1        Par sa requête, la Commission des Communautés européennes demande à la Cour de constater que, n’ayant pas garanti un accès non discriminatoire au réseau de transport, la République slovaque a manqué aux obligations qui lui incombent en vertu de l’article 20, paragraphe 1, et de l’article 9, sous e), de la directive 2003/54/CE du Parlement européen et du Conseil, du 26 juin 2003, concernant des règles communes pour le marché intérieur de l’électricité et abrogeant la directive 96/92/CE (JO L 176, p. 37).

 Le cadre juridique

 L’accord entre la Confédération suisse et la République fédérative tchèque et slovaque concernant la promotion et la protection réciproques des investissements

2        Selon l’article 1er, paragraphe 1, de l’accord conclu, le 5 octobre 1990, entre la Confédération suisse et la République fédérative tchèque et slovaque concernant la promotion et la protection réciproques des investissements (ci-après l’«accord concernant la promotion et la protection réciproques des investissements»), le terme «investisseur» désigne:

«[...]

(b)      les entités juridiques, y compris les sociétés, les sociétés enregistrées, les sociétés de personnes ou autres organisations, qui sont constituées ou organisées de toute autre manière conformément à la législation de cette Partie Contractante, et qui ont leur siège, en même temps que des activités économiques réelles, sur le territoire de cette même Partie Contractante;

[...]»

3        Aux termes de l’article 1er, paragraphe 2, de cet accord, le terme «investissement» englobe toutes les catégories d’avoirs et en particulier:

«[...];

(c)      les créances monétaires et droits à toute prestation ayant une valeur économique;

[...]»

4        L’article 4 dudit accord, intitulé «Protection, traitement», stipule:

«[...]

(2)      Chaque Partie Contractante assurera sur son territoire un traitement juste et équitable aux investissements des investisseurs de l’autre Partie Contractante. [...]

[...]»

5        Aux termes de l’article 6 du même accord, intitulé «Dépossession, indemnisation»:

«(1)      Aucune des Parties Contractantes ne prendra, directement ou indirectement, des mesures d’expropriation, de nationalisation ou toute autre mesure ayant le même caractère ou le même effet, à l’encontre des investissements d’investisseurs de l’autre Partie Contractante, si ce n’est pour des raisons d’intérêt public et à condition que ces mesures ne soient pas discriminatoires, qu’elles soient conformes aux prescriptions légales et qu’elles donnent lieu au paiement d’une indemnité effective et adéquate. [...]

[...]»

 Le traité sur la charte de l’énergie

6        Selon l’article 10, paragraphe 1, du traité sur la charte de l’énergie, signé à Lisbonne le 17 décembre 1994 (ci-après le «TCE»), approuvé au nom des Communautés européennes par la décision 98/181/CE, CECA, Euratom du Conseil et de la Commission, du 23 septembre 1997, concernant la conclusion par les Communautés européennes du traité sur la charte de l’énergie et du protocole de la charte de l’énergie sur l’efficacité énergétique et les aspects environnementaux connexes (JO 1998, L 69, p. 1):

«Chaque partie contractante encourage et crée, conformément aux dispositions du présent traité, des conditions stables, équitables, favorables et transparentes pour la réalisation d’investissements dans sa zone par les investisseurs des autres parties contractantes.
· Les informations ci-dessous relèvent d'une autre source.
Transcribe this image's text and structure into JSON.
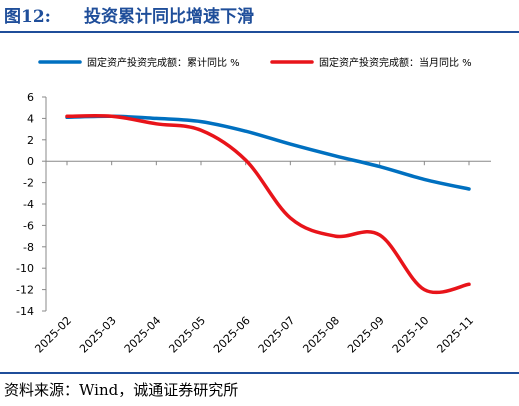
{
  "figure": {
    "number": "图12:",
    "title": "投资累计同比增速下滑",
    "source": "资料来源：Wind，诚通证券研究所"
  },
  "chart_data": {
    "type": "line",
    "title": "",
    "xlabel": "",
    "ylabel": "",
    "categories": [
      "2025-02",
      "2025-03",
      "2025-04",
      "2025-05",
      "2025-06",
      "2025-07",
      "2025-08",
      "2025-09",
      "2025-10",
      "2025-11"
    ],
    "series": [
      {
        "name": "固定资产投资完成额：累计同比  %",
        "color": "#0070c0",
        "values": [
          4.1,
          4.2,
          4.0,
          3.7,
          2.8,
          1.6,
          0.5,
          -0.5,
          -1.7,
          -2.6
        ]
      },
      {
        "name": "固定资产投资完成额：当月同比  %",
        "color": "#e8141a",
        "values": [
          4.2,
          4.2,
          3.5,
          2.9,
          0.1,
          -5.3,
          -7.0,
          -6.9,
          -12.0,
          -11.5
        ]
      }
    ],
    "ylim": [
      -14,
      6
    ],
    "yticks": [
      6,
      4,
      2,
      0,
      -2,
      -4,
      -6,
      -8,
      -10,
      -12,
      -14
    ],
    "grid": false,
    "legend": "top"
  }
}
Ces conditions comprennent l’engagement d’accorder, à tout instant, un traitement loyal et équitable aux investissements des investisseurs des autres parties contractantes. Ces investissements bénéficient également d’une protection et d’une sécurité les plus constantes possible, et aucune partie contractante n’entrave, en aucune manière, par des mesures déraisonnables ou discriminatoires, leur gestion, maintien, utilisation, jouissance ou disposition. En aucun cas, ces investissements ne peuvent être traités d’une manière moins favorable que celle requise par le droit international, y compris les obligations conventionnelles. Chaque partie contractante respecte les obligations qu’elle a contractées vis-à-vis d’un investisseur ou à l’égard des investissements d’un investisseur d’une autre partie contractante.»
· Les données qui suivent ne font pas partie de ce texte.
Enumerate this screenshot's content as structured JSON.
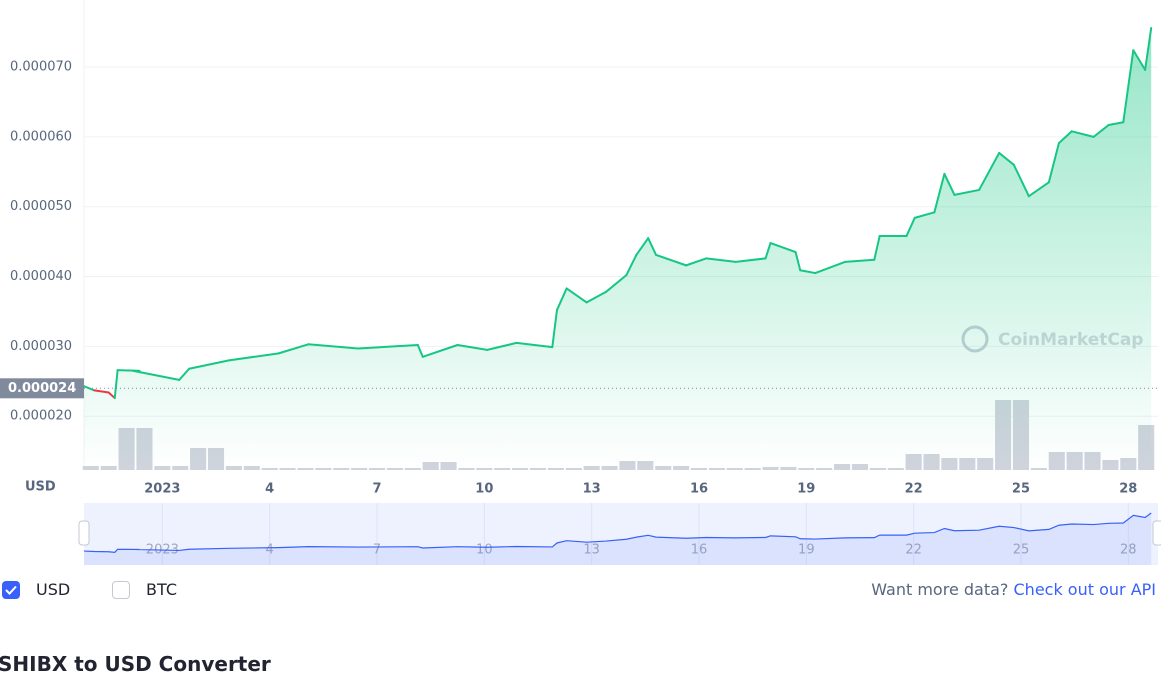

7        Aux termes de l’article 13 de ce traité, intitulé «Expropriation»:

«1.      Les investissements d’un investisseur d’une partie contractante réalisés dans la zone d’une autre partie contractante ne sont pas nationalisés, expropriés ou soumis à une ou plusieurs mesures ayant des effets équivalents à une nationalisation ou à une expropriation, dénommées ci-après «expropriation», sauf lorsque cette expropriation:

a)      est effectuée pour des motifs d’intérêt public;

b)      n’est pas discriminatoire;

c)      est effectuée avec les garanties prévues par la loi,

et

d)      est accompagnée du prompt versement d’une compensation adéquate et effective.
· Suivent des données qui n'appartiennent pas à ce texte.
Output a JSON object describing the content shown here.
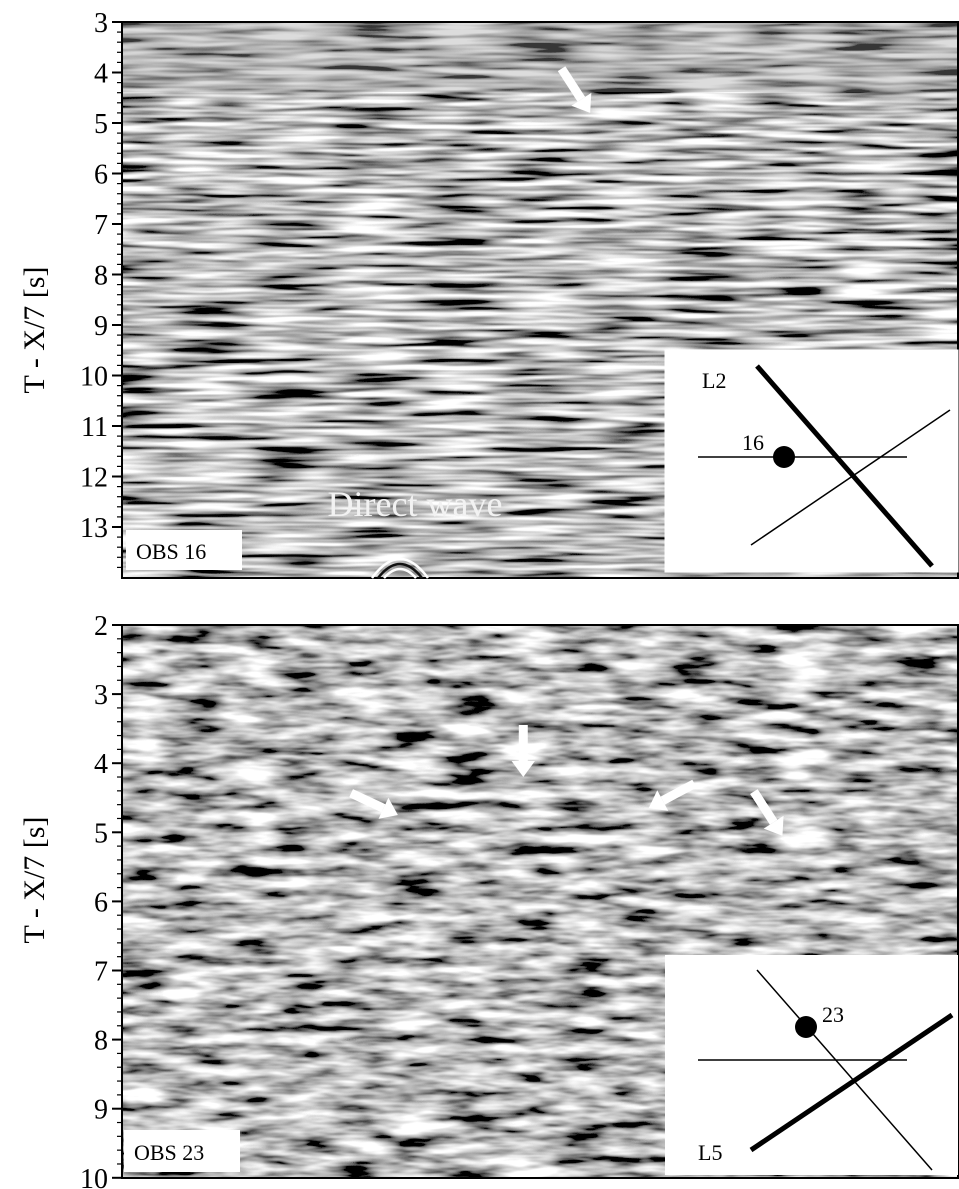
{
  "chart_data": [
    {
      "type": "heatmap",
      "panel": "top",
      "ylabel": "T - X/7 [s]",
      "ylim": [
        3,
        14
      ],
      "y_ticks": [
        "3",
        "4",
        "5",
        "6",
        "7",
        "8",
        "9",
        "10",
        "11",
        "12",
        "13"
      ],
      "station_label": "OBS 16",
      "annotation": "Direct wave",
      "arrows": [
        {
          "x_frac": 0.56,
          "t": 4.8,
          "direction": "down-right"
        }
      ],
      "inset": {
        "station_number": "16",
        "line_label": "L2"
      }
    },
    {
      "type": "heatmap",
      "panel": "bottom",
      "ylabel": "T - X/7 [s]",
      "ylim": [
        2,
        10
      ],
      "y_ticks": [
        "2",
        "3",
        "4",
        "5",
        "6",
        "7",
        "8",
        "9",
        "10"
      ],
      "station_label": "OBS 23",
      "arrows": [
        {
          "x_frac": 0.33,
          "t": 4.75,
          "direction": "right-down"
        },
        {
          "x_frac": 0.48,
          "t": 4.2,
          "direction": "down"
        },
        {
          "x_frac": 0.63,
          "t": 4.65,
          "direction": "left-down"
        },
        {
          "x_frac": 0.79,
          "t": 5.05,
          "direction": "down-right"
        }
      ],
      "inset": {
        "station_number": "23",
        "line_label": "L5"
      }
    }
  ],
  "colors": {
    "background": "#ffffff",
    "axis": "#000000",
    "arrow": "#ffffff",
    "seismic_mid": "#7f7f7f"
  }
}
Cette compensation équivaut à la valeur marchande équitable de l’investissement exproprié au moment qui précède immédiatement celui où l’expropriation ou l’annonce de l’expropriation a été officiellement connue et a affecté la valeur de l’investissement, ci-après dénommé «date d’estimation».

Cette valeur marchande équitable est exprimée, selon le choix de l’investisseur, dans une devise librement convertible, sur la base du taux de change prévalant sur le marché pour cette devise à la date d’estimation. La compensation inclut également un intérêt à un taux commercial établi sur la base du marché à partir de la date d’expropriation jusqu’à la date de paiement.

[...]»

 La réglementation de l’Union

8        Aux termes de l’article 2 de l’acte relatif aux conditions d’adhésion à l’Union européenne de la République tchèque, de la République d’Estonie, de la République de Chypre, de la République de Lettonie, de la République de Lituanie, de la République de Hongrie, de la République de Malte, de la République de Pologne, de la République de Slovénie et de la République slovaque, et aux adaptations des traités sur lesquels est fondée l’Union européenne (JO 2003, L 236, p. 33), «les dispositions des traités originaires et les actes pris, avant l’adhésion, par les institutions [...] lient les nouveaux États membres et sont applicables dans ces États dans les conditions prévues par ces traités et par le présent acte».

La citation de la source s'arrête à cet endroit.